Pour les méthodes sanglantes, on a deux voies d’entrée : - La voie veineuse par cathétérisme droit (jambe ou bras). Dans ce cas, on peut atteindre jusqu’à l’oreillette. Grâce au cathétérisme on peut mesurer la pression, récupérer du sang, faire des injections… On peut même pousser jusque dans le ventricule droit et même jusqu’au tronc pulmonaire. - La voie artérielle par cathétérisme gauche. Ce cathétérisme est plus difficile. Les artères étant profondes et la pression forte. Dans ce cas, on peut aller à l’entrée de l’aorte puis dans le ventricule (pas dans l’oreillette).
3\ Mesure des débits.
a\ Chez l’animal, à « usage unique ».
On peut utiliser un débitmètre électromagnétique mais c’est un cas relativement rare. On peut aussi utiliser des microsphères (méthode très utilisée mais définitive pour l’animal). Ces billes (ou microsphères) sont radioactives ou colorées. Elles ont un diamètre compris entre 10 et 15 micromètres et vont bloquer les capillaires. Grâce à cette méthode, on n’a besoin que d’une petite partie du tissu étudié. Avec les billes colorées, à t0, on utilise une première couleur, à t1, une seconde couleur, etc. … Finalement, on digère le tissu puis on passe ce qu’il reste au colorimètre. Avec la méthode des billes radioactives, on n’a pas besoin de digérer le tissu.
b\ Chez l’Homme.
Doppler et Ecographie.
Chez l’Homme on mesure plus facilement la vitesse de la circulation sanguine que le débit. La vitesse de circulation est obtenue grâce à l’effet Doppler.
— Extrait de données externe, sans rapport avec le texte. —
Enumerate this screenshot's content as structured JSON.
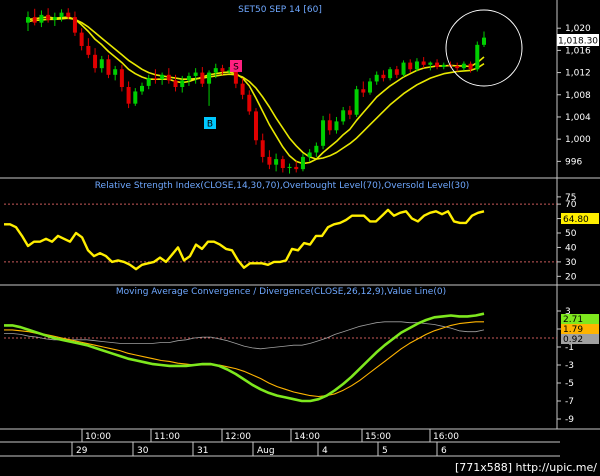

La variation de fréquence est proportionnelle à la vitesse de déplacement du sang dans les vaisseaux. L’expérience donne une courbe à intégrer et peut donner la vitesse moyenne. Après une écographie, on obtient la section des vaisseaux, puis le diamètre. On en déduit donc le débit grâce à l’écographie et au Doppler.
Méthode de Fick.
La méthode de Fick est un calcul permettant d’accéder au débit sanguin.
Pour faire ces calculs, il faut connaître la consommation d’O2 : VO2 = 250mL/min. [O2] dans l’artère pulmonaire : 150mL d’O2/L (de sang) [O2] dans la veine pulmonaire : 200mL d’O2/L (de sang).
Il y a 50mL de différence entre l’artère et la veine pour un litre de sang. Hors, 250mL d’O2 passent dans le sang chaque minute. On peut en déduire que 5 litres de sang passent dans les poumons par minute (c’est le débit).
La Pléthysmographie.
Le principe de cette technique est que l’on va mesurer la variation de volume d’un membre afin de déterminer le débit sanguin. Pour observer une variation de volume d’un membre (main…) on va bloquer le retour veineux, par exemple, par un garrot pour la main.
4\ Mesures de volume.
La plupart du temps, les mesures de volume se font grâce à des techniques d’imagerie médicale (radiographie avec rayons X, écographie avec ultrasons, RMN [Résonance Magnétique Nucléaire] qui donne la meilleur définition, mais toujours en coupe).
5\ Cas particulier de la fonction cardiaque.
a\ La fréquence cardiaque.
Pour la fréquence cardiaque, il faut distinguer la fréquence moyenne et la fréquence instantanée. La prise du pouls artériel se fait par l’arrivée de l’onde de pression et donne une fréquence moyenne. La mesure de la fréquence cardiaque par cardio-fréquence-mètre donne un enregistrement de l’activité électrique du cœur, ce qui permet d’obtenir une fréquence moyenne ou instantanée.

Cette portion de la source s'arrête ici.